- Born: 15 September 1946 Örebro Olaus Petri Parish, Sweden
- Died: 16 March 2008 (aged 61) Artà, Mallorca, Spain
- Genres: Pop; rock; schlager;
- Occupations: Drummer, session musician
- Instrument: Drums
- Years active: 1960s–2008
- Labels: Polar; Polydor; Atlantic; Epic; RCA;
- Formerly of: ABBA

= Ola Brunkert =

Swedish musician (1946–2008)

Ola Brunkert (15 September 1946 – 16 March 2008) was a Swedish drummer who was one of the main session drummers for the pop group ABBA. Brunkert and bassist Rutger Gunnarsson are the only two side musicians to appear on every ABBA album prior to Voyage (2021).

==Career==
Born in Örebro, Sweden, Brunkert began playing the drums in 1958 and cited jazz drummer Gene Krupa as a significant early influence. He played with Slim's Blues Gang, before joining the pop group Science Poption. He then formed the jazz-rock combo Opus III with the guitarist Janne Schaffer, and by 1970 had become one of the most sought-after session drummers in Stockholm.
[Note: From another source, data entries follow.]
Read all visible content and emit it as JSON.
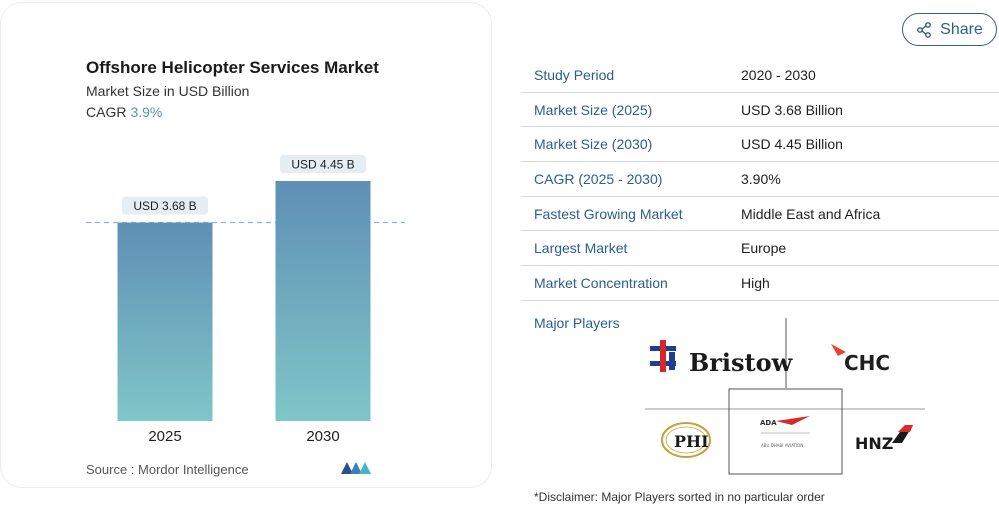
{
  "chart": {
    "title": "Offshore Helicopter Services Market",
    "subtitle": "Market Size in USD Billion",
    "cagr_label": "CAGR",
    "cagr_value": "3.9%",
    "source": "Source :  Mordor Intelligence",
    "bar_color_top": "#5f8fb5",
    "bar_color_bottom": "#7fc6c8"
  },
  "chart_data": {
    "type": "bar",
    "categories": [
      "2025",
      "2030"
    ],
    "values": [
      3.68,
      4.45
    ],
    "data_labels": [
      "USD 3.68 B",
      "USD 4.45 B"
    ],
    "title": "Offshore Helicopter Services Market",
    "subtitle": "Market Size in USD Billion",
    "xlabel": "",
    "ylabel": "",
    "ylim": [
      0,
      4.45
    ],
    "grid": false,
    "reference_line": 3.68
  },
  "share": {
    "label": "Share",
    "icon": "share-icon"
  },
  "table": {
    "rows": [
      {
        "key": "Study Period",
        "value": "2020 - 2030"
      },
      {
        "key": "Market Size (2025)",
        "value": "USD 3.68 Billion"
      },
      {
        "key": "Market Size (2030)",
        "value": "USD 4.45 Billion"
      },
      {
        "key": "CAGR (2025 - 2030)",
        "value": "3.90%"
      },
      {
        "key": "Fastest Growing Market",
        "value": "Middle East and Africa"
      },
      {
        "key": "Largest Market",
        "value": "Europe"
      },
      {
        "key": "Market Concentration",
        "value": "High"
      }
    ]
  },
  "players": {
    "label": "Major Players",
    "logos": [
      "Bristow",
      "CHC",
      "PHI",
      "ADA",
      "HNZ"
    ],
    "ada_caption": "ABU DHABI AVIATION"
  },
  "disclaimer": "*Disclaimer: Major Players sorted in no particular order"
}
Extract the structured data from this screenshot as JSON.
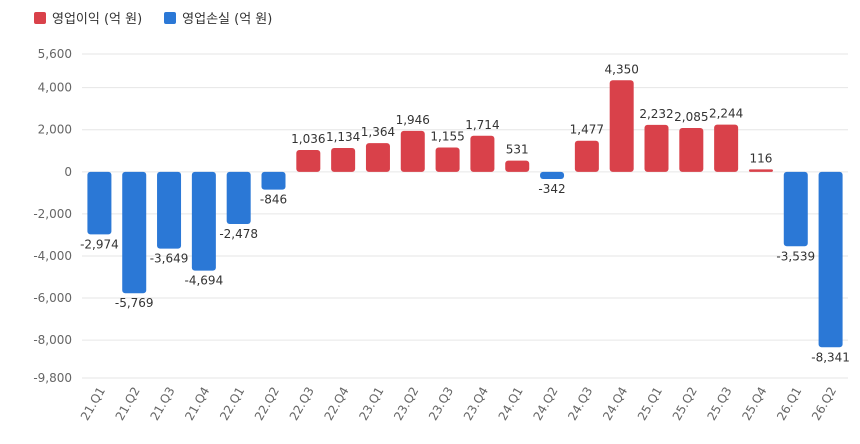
{
  "colors": {
    "profit": "#d9414a",
    "loss": "#2b78d6",
    "grid": "#e6e6e6",
    "axis_text": "#666666",
    "label_text": "#333333"
  },
  "chart_data": {
    "type": "bar",
    "legend": [
      {
        "name": "영업이익 (억 원)",
        "color": "#d9414a"
      },
      {
        "name": "영업손실 (억 원)",
        "color": "#2b78d6"
      }
    ],
    "legend_position": "top-left",
    "categories": [
      "21.Q1",
      "21.Q2",
      "21.Q3",
      "21.Q4",
      "22.Q1",
      "22.Q2",
      "22.Q3",
      "22.Q4",
      "23.Q1",
      "23.Q2",
      "23.Q3",
      "23.Q4",
      "24.Q1",
      "24.Q2",
      "24.Q3",
      "24.Q4",
      "25.Q1",
      "25.Q2",
      "25.Q3",
      "25.Q4",
      "26.Q1",
      "26.Q2"
    ],
    "values": [
      -2974,
      -5769,
      -3649,
      -4694,
      -2478,
      -846,
      1036,
      1134,
      1364,
      1946,
      1155,
      1714,
      531,
      -342,
      1477,
      4350,
      2232,
      2085,
      2244,
      116,
      -3539,
      -8341
    ],
    "value_labels": [
      "-2,974",
      "-5,769",
      "-3,649",
      "-4,694",
      "-2,478",
      "-846",
      "1,036",
      "1,134",
      "1,364",
      "1,946",
      "1,155",
      "1,714",
      "531",
      "-342",
      "1,477",
      "4,350",
      "2,232",
      "2,085",
      "2,244",
      "116",
      "-3,539",
      "-8,341"
    ],
    "yticks": [
      5600,
      4000,
      2000,
      0,
      -2000,
      -4000,
      -6000,
      -8000,
      -9800
    ],
    "ytick_labels": [
      "5,600",
      "4,000",
      "2,000",
      "0",
      "-2,000",
      "-4,000",
      "-6,000",
      "-8,000",
      "-9,800"
    ],
    "ylim": [
      -9800,
      5600
    ],
    "grid": true
  }
}
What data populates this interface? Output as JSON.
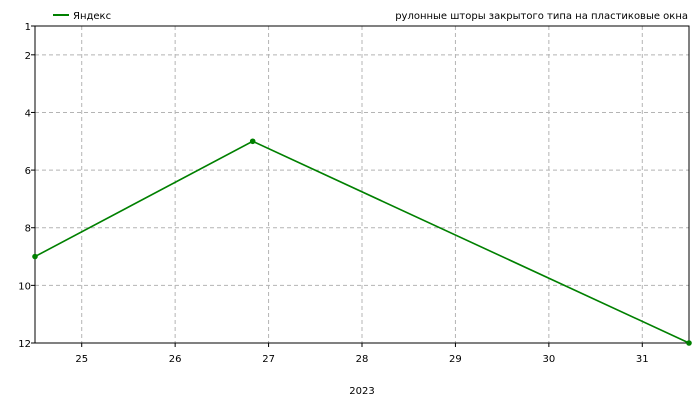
{
  "chart_data": {
    "type": "line",
    "title": "рулонные шторы закрытого типа на пластиковые окна",
    "xlabel": "2023",
    "ylabel": "",
    "x_ticks": [
      "25",
      "26",
      "27",
      "28",
      "29",
      "30",
      "31"
    ],
    "y_ticks": [
      "1",
      "2",
      "4",
      "6",
      "8",
      "10",
      "12"
    ],
    "xlim": [
      24.5,
      31.5
    ],
    "ylim": [
      1,
      12
    ],
    "y_inverted": true,
    "grid": true,
    "legend_position": "top-left",
    "series": [
      {
        "name": "Яндекс",
        "color": "#008000",
        "points": [
          {
            "x": 24.5,
            "y": 9
          },
          {
            "x": 26.83,
            "y": 5
          },
          {
            "x": 31.5,
            "y": 12
          }
        ]
      }
    ]
  }
}
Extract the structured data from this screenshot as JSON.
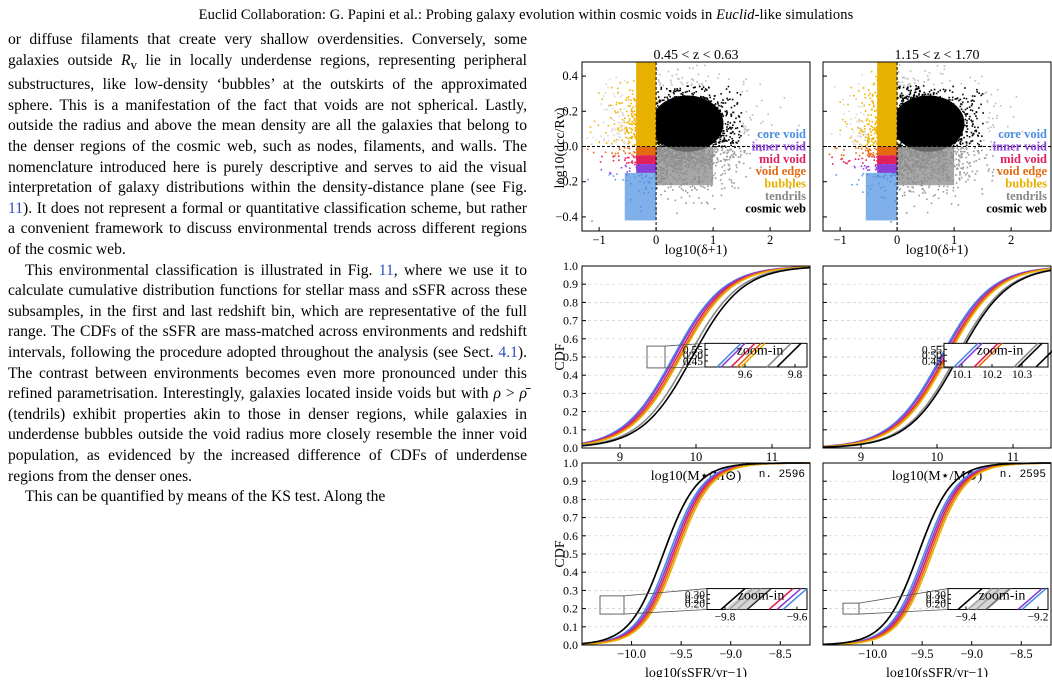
{
  "header": {
    "prefix": "Euclid Collaboration: G. Papini et al.: Probing galaxy evolution within cosmic voids in ",
    "italic": "Euclid",
    "suffix": "-like simulations"
  },
  "body": {
    "p1": [
      {
        "t": "or diffuse filaments that create very shallow overdensities. Conversely, some galaxies outside "
      },
      {
        "t": "R",
        "i": true
      },
      {
        "t": "v",
        "sub": true
      },
      {
        "t": " lie in locally underdense regions, representing peripheral substructures, like low-density ‘bubbles’ at the outskirts of the approximated sphere. This is a manifestation of the fact that voids are not spherical. Lastly, outside the radius and above the mean density are all the galaxies that belong to the denser regions of the cosmic web, such as nodes, filaments, and walls. The nomenclature introduced here is purely descriptive and serves to aid the visual interpretation of galaxy distributions within the density-distance plane (see Fig. "
      },
      {
        "t": "11",
        "ref": true
      },
      {
        "t": "). It does not represent a formal or quantitative classification scheme, but rather a convenient framework to discuss environmental trends across different regions of the cosmic web."
      }
    ],
    "p2": [
      {
        "t": "This environmental classification is illustrated in Fig. "
      },
      {
        "t": "11",
        "ref": true
      },
      {
        "t": ", where we use it to calculate cumulative distribution functions for stellar mass and sSFR across these subsamples, in the first and last redshift bin, which are representative of the full range. The CDFs of the sSFR are mass-matched across environments and redshift intervals, following the procedure adopted throughout the analysis (see Sect. "
      },
      {
        "t": "4.1",
        "ref": true
      },
      {
        "t": "). The contrast between environments becomes even more pronounced under this refined parametrisation. Interestingly, galaxies located inside voids but with "
      },
      {
        "t": "ρ",
        "i": true
      },
      {
        "t": " > "
      },
      {
        "t": "ρ̄",
        "i": true
      },
      {
        "t": " (tendrils) exhibit properties akin to those in denser regions, while galaxies in underdense bubbles outside the void radius more closely resemble the inner void population, as evidenced by the increased difference of CDFs of underdense regions from the denser ones."
      }
    ],
    "p3": [
      {
        "t": "This can be quantified by means of the KS test. Along the"
      }
    ]
  },
  "figure": {
    "top_titles": [
      "0.45 < z < 0.63",
      "1.15 < z < 1.70"
    ],
    "top_ylabel": "log10(dcc/Rv)",
    "top_xlabel": "log10(δ+1)",
    "top_yticks": [
      "0.4",
      "0.2",
      "0.0",
      "−0.2",
      "−0.4"
    ],
    "top_xticks": [
      "−1",
      "0",
      "1",
      "2"
    ],
    "legend": [
      {
        "label": "core void",
        "color": "#4a8fe0"
      },
      {
        "label": "inner void",
        "color": "#8a3fd8"
      },
      {
        "label": "mid void",
        "color": "#e0205a"
      },
      {
        "label": "void edge",
        "color": "#e46a10"
      },
      {
        "label": "bubbles",
        "color": "#e8b000"
      },
      {
        "label": "tendrils",
        "color": "#888888"
      },
      {
        "label": "cosmic web",
        "color": "#000000"
      }
    ],
    "cdf_ylabel": "CDF",
    "cdf_yticks": [
      "1.0",
      "0.9",
      "0.8",
      "0.7",
      "0.6",
      "0.5",
      "0.4",
      "0.3",
      "0.2",
      "0.1",
      "0.0"
    ],
    "mass_xlabel": "log10(M⋆/M⊙)",
    "mass_xticks": [
      "9",
      "10",
      "11"
    ],
    "ssfr_xlabel": "log10(sSFR/yr−1)",
    "ssfr_xticks": [
      "−10.0",
      "−9.5",
      "−9.0",
      "−8.5"
    ],
    "zoom_label": "zoom-in",
    "mass_zoom_left": {
      "yticks": [
        "0.55",
        "0.50",
        "0.45"
      ],
      "xticks": [
        "9.6",
        "9.8"
      ]
    },
    "mass_zoom_right": {
      "yticks": [
        "0.55",
        "0.50",
        "0.45"
      ],
      "xticks": [
        "10.1",
        "10.2",
        "10.3"
      ]
    },
    "ssfr_zoom_left": {
      "yticks": [
        "0.30",
        "0.25",
        "0.20"
      ],
      "xticks": [
        "−9.8",
        "−9.6"
      ]
    },
    "ssfr_zoom_right": {
      "yticks": [
        "0.30",
        "0.25",
        "0.20"
      ],
      "xticks": [
        "−9.4",
        "−9.2"
      ]
    },
    "n_left": "n. 2596",
    "n_right": "n. 2595"
  },
  "chart_data": [
    {
      "type": "scatter",
      "panels": [
        "0.45 < z < 0.63",
        "1.15 < z < 1.70"
      ],
      "xlabel": "log10(δ+1)",
      "ylabel": "log10(dcc/Rv)",
      "xlim": [
        -1.3,
        2.7
      ],
      "ylim": [
        -0.48,
        0.48
      ],
      "reference_lines": {
        "x": 0,
        "y": 0
      },
      "regions": [
        {
          "name": "core void",
          "x": [
            -1.3,
            0
          ],
          "y": [
            -0.48,
            -0.15
          ]
        },
        {
          "name": "inner void",
          "x": [
            -1.3,
            0
          ],
          "y": [
            -0.15,
            -0.1
          ]
        },
        {
          "name": "mid void",
          "x": [
            -1.3,
            0
          ],
          "y": [
            -0.1,
            -0.05
          ]
        },
        {
          "name": "void edge",
          "x": [
            -1.3,
            0
          ],
          "y": [
            -0.05,
            0
          ]
        },
        {
          "name": "bubbles",
          "x": [
            -1.3,
            0
          ],
          "y": [
            0,
            0.48
          ]
        },
        {
          "name": "tendrils",
          "x": [
            0,
            2.7
          ],
          "y": [
            -0.48,
            0
          ]
        },
        {
          "name": "cosmic web",
          "x": [
            0,
            2.7
          ],
          "y": [
            0,
            0.48
          ]
        }
      ],
      "legend": "right"
    },
    {
      "type": "line",
      "panels": [
        "0.45 < z < 0.63",
        "1.15 < z < 1.70"
      ],
      "xlabel": "log10(M⋆/M⊙)",
      "ylabel": "CDF",
      "xlim": [
        8.5,
        11.5
      ],
      "ylim": [
        0,
        1
      ],
      "series_medians_left": {
        "core void": 9.7,
        "inner void": 9.72,
        "mid void": 9.75,
        "void edge": 9.78,
        "bubbles": 9.8,
        "tendrils": 9.9,
        "cosmic web": 9.95
      },
      "series_medians_right": {
        "core void": 10.05,
        "inner void": 10.07,
        "mid void": 10.1,
        "void edge": 10.12,
        "bubbles": 10.14,
        "tendrils": 10.25,
        "cosmic web": 10.28
      },
      "grid": "horizontal dashed"
    },
    {
      "type": "line",
      "panels": [
        "0.45 < z < 0.63",
        "1.15 < z < 1.70"
      ],
      "xlabel": "log10(sSFR/yr−1)",
      "ylabel": "CDF",
      "xlim": [
        -10.5,
        -8.2
      ],
      "ylim": [
        0,
        1
      ],
      "annotations": [
        "n. 2596",
        "n. 2595"
      ],
      "grid": "horizontal dashed"
    }
  ]
}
He was not among the four members of ABBA whose faces adorned the album covers, but was a key supporting musician for the group as it achieved stardom. Brunkert played on the group's first single "People Need Love", their Eurovision hit "Waterloo", and consistently on a great many of their recordings throughout the 1970s. ABBA promised that "one day we're gonna let you hear him sing" in the liner notes for the album Arrival in 1976. His last recording session with the group was in October 1981, recording their hit single "One of Us".

Brunkert and Gunnarsson appeared on stage with ABBA at the 1974 Eurovision Song Contest final in Brighton, and played with them on their concert tours of Europe and Australia in 1977, North America and Europe in 1979, and Japan in 1980.

==Personal life==
As reported in The Times of 18 March 2008, he bought a property in the Betlem housing complex in Artà, Majorca, Spain, in the 1980s and lived there for the remainder of his life. It was at his home that he died, less than a year after the death of his wife, Inger, in 2007.

===Death===
Brunkert died after an accidental fall at the age of 61. He was found with cuts on his neck, causing initial suspicion as to his death. Brunkert had hit his head against a glass door in his dining room, shattering the glass and cutting himself in the neck. He had managed to wrap a towel around his neck and leave the house to seek help, but collapsed in the garden.